Michaelia Cash Channels Groucho Marx

Groucho Marx famously once said "Those are my principles, and if you don't like them... well I have others.”

Minister Michaelia Cash is doing her best to channel him with her two totally different positions concerning penalty rates.

On the one hand she says penalty rates are not for the Government to decide, but a matter for the Fair Work Commission.

But then she says that the Government will not change penalty rates without taking a proposal to the voters at an election first.

So what really is the Government's position? That penalty rates are a matter for the Fair Work Commission or a matter for Government? And if they are a matter for the Fair Work Commission, why did the Government send them off to the Productivity Commission in the first place?

Workers are entitled to more security than this. They are entitled to know whether the government supports continued Sunday penalty rates or not. They know that claims that cutting the Sunday rate will create more jobs are nonsense. They know that if their penalty rate is cut they will have to work more hours to make up for the pay cut, so there is a negligible prospect of more work for people who don't already have work.

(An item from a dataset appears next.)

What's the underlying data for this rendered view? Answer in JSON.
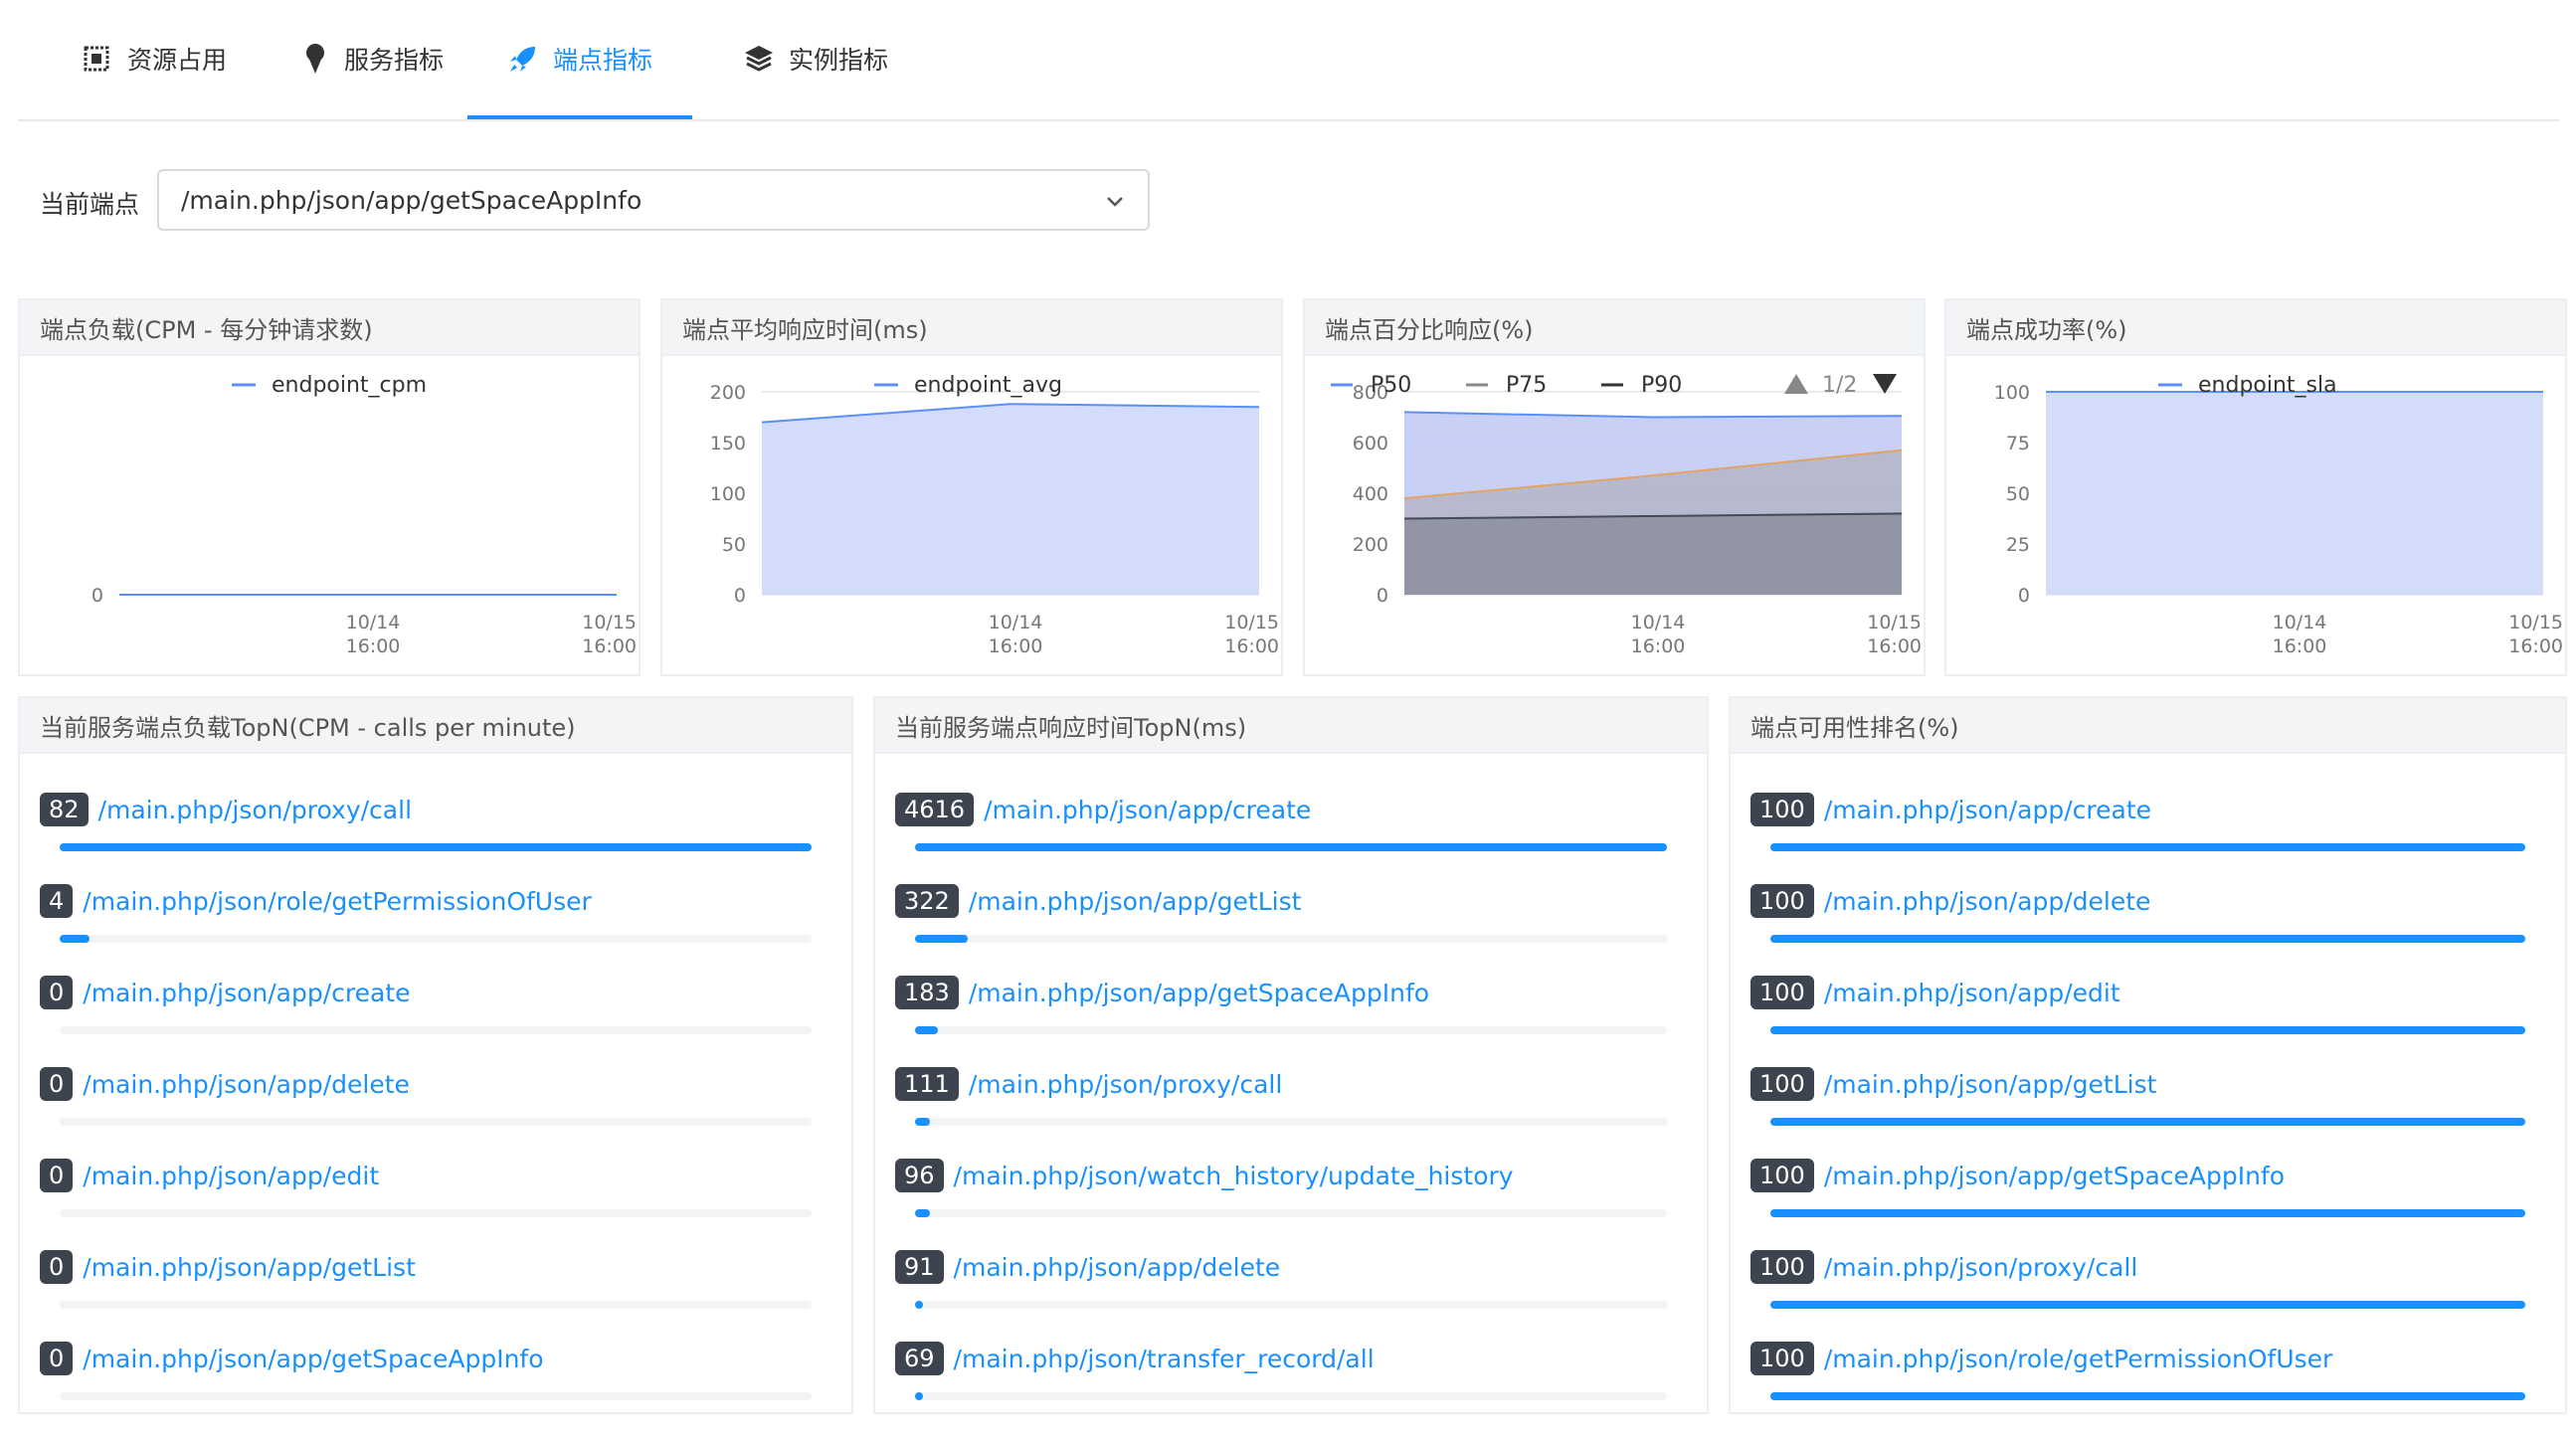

Wednesday, December 16, 2015

Private Training Colleges Should Be Cut

The Federal Government is lamenting its latest Budget blow out (I know, I know, the government that said under it there would be no surprises and no excuses). It says we have a spending problem, not a revenue problem.

We certainly have a spending problem when it comes to bankrolling private training colleges. The States used to fund Technical and Further Education, and it worked well. But then some bright sparks decided that the free market could do technical and further education better than the public sector.

Private training colleges sprang up, and successive Federal Governments decided they were worth bankrolling. The cost of courses has trebled since VET Fee Help funding came on tap in 2012. We've seen the flowering of online courses – with a 92 per cent dropout rate! – and college brokers, who forge peoples signatures and sign up the brain injured and intellectually disabled to courses they have no hope of completing.

Some private colleges now receive hundreds of millions of dollars every year. For example "Careers Australia" received $146 million in 2014, and less than 1200 students graduated from its courses. You would think that at over $100,000 per successful student the Government might have concluded that it was more efficient to put the money into TAFE, but you would be wrong. This year "Careers Australia" received a whopping $229 million in public funding for the eleven months to November 15. This is $27 million more than the biggest publicly funded provider, NSW TAFE, got this year. No wonder the deficit is increasing!

Many of these courses have given students debts of tens of thousands of dollars, and no job with which to repay them. This ideological experiment has been a disaster. The Government should cut the funding of these private colleges, which have spread like Prickly Pear, and save itself some serious money by funding TAFE places that industry has ticked off on as genuinely likely to lead to employment.